Brownbill and ors v St Helens and Knowsley Hospital NHS Trust

Section 1(2) of the 1970 Equal Pay Act defines a “term” of a contract as a provision with “sufficient content” that can be compared with a similar provision in another contract. In Brownbill and ors v St Helens and Knowsley Hospital NHS Trust, the Employment Appeal Tribunal (EAT) said that tribunals must compare each individual term separately, not lump all the terms together.

The women’s union, Unison, instructed Thompsons to act on their behalf.

Basic facts

Mrs Brownbill and her colleagues (mainly health care assistants) claimed that prior to the implementation of a new pay structure called Agenda for Change in August 2004, terms relating to unsocial hours in their contracts were less favourable to similar terms in the contracts of their male comparators (drivers, porters and parking attendants).

The women were paid time and one third for working their normal contractual hours on Saturday and time and two thirds for working on Sunday and bank holidays.
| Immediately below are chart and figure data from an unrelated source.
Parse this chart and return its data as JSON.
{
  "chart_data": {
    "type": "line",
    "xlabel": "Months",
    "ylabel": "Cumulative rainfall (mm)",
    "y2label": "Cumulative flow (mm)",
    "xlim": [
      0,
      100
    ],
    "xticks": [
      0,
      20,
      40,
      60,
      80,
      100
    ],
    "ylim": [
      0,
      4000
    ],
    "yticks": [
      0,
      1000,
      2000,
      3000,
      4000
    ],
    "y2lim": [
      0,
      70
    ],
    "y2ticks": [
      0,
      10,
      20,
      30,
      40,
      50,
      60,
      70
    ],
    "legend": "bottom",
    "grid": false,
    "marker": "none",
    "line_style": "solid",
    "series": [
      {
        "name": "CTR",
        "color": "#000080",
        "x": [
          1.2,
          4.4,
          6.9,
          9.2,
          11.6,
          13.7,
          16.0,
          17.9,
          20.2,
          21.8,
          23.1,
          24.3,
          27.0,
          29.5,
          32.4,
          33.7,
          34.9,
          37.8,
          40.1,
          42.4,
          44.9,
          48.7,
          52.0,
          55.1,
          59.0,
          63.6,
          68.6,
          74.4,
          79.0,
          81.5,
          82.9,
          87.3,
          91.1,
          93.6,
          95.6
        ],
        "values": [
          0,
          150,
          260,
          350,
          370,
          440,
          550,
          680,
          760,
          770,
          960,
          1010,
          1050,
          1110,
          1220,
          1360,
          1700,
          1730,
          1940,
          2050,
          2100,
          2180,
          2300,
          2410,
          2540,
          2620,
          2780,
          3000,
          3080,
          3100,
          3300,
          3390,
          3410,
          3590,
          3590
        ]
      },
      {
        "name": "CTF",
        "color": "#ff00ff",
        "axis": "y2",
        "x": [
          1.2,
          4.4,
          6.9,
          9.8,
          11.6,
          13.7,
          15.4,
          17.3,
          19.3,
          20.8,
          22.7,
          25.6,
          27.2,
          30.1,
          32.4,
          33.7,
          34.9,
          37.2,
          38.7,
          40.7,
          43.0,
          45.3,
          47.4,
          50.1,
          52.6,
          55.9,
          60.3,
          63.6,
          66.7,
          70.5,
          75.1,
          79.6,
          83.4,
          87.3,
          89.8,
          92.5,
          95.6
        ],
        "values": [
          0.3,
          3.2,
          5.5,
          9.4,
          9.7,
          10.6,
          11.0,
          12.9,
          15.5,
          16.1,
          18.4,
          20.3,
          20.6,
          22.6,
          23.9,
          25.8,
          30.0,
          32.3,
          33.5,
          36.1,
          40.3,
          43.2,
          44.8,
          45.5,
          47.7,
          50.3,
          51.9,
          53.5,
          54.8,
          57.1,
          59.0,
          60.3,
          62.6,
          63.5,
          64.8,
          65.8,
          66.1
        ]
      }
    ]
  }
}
The men, by contrast, were paid time and a half for Saturday and double time for Sundays and bank holidays.

The women brought equal pay claims.

Tribunal decision

At a pre-hearing review, the tribunal agreed that each of the claimants and the comparators had a clause entitling them to an enhanced payment for unsocial hours during the standard working week.

It said these were terms with distinct provisions and sufficient content so “that the benefits that are conferred by the provision can be contrasted” . The judge also accepted that the “uplift” in the two sets of terms and conditions was of a different percentage.

However, the judge then went on to say that, following the decision in Degnan v Redcar and Cleveland Borough Council (in which the Court of Appeal ruled that an attendance allowance was part of a term dealing with basic hourly pay), the unsocial hours payments in this case had to be calculated as part of the women’s basic pay.

As the women earned more overall than their male counterparts when the payments were included, the tribunal said they were not treated any less favourably than the men.

EAT decision

Overturning the tribunal decision, the EAT said that the tribunal had adopted the wrong approach and that it was irrelevant whether Mrs Brownbill and her colleagues would be better off overall if they received a similar uplift to the men.

The Equal Pay Act was not a “fair wages statute”, nor was it “concerned with whether the outcome in any particular case is fair and equitable”. The only question was whether “any term” of the women’s contract was “less favourable to the woman than a term of a similar kind” in her comparator’s contract.

In Hayward v Cammell Laird Shipbuilders Ltd (confirmed by numerous European decisions), the House of Lords had said that the “natural meaning of the word 'term' in this context is a distinct provision or part of the contract which has sufficient content to make it possible to compare it from the point of view of the benefits it confers with similar provision or part in another contract …".

The EAT distinguished Degnan, saying that it did not establish the general principle that contract terms should be compared as a whole, rather than individually. In this case the tribunal had made clear that the relevant terms in the claimants’ contracts could be compared with those of the comparators but had failed to do so.

It therefore remitted the case back to the tribunal to make the necessary comparison.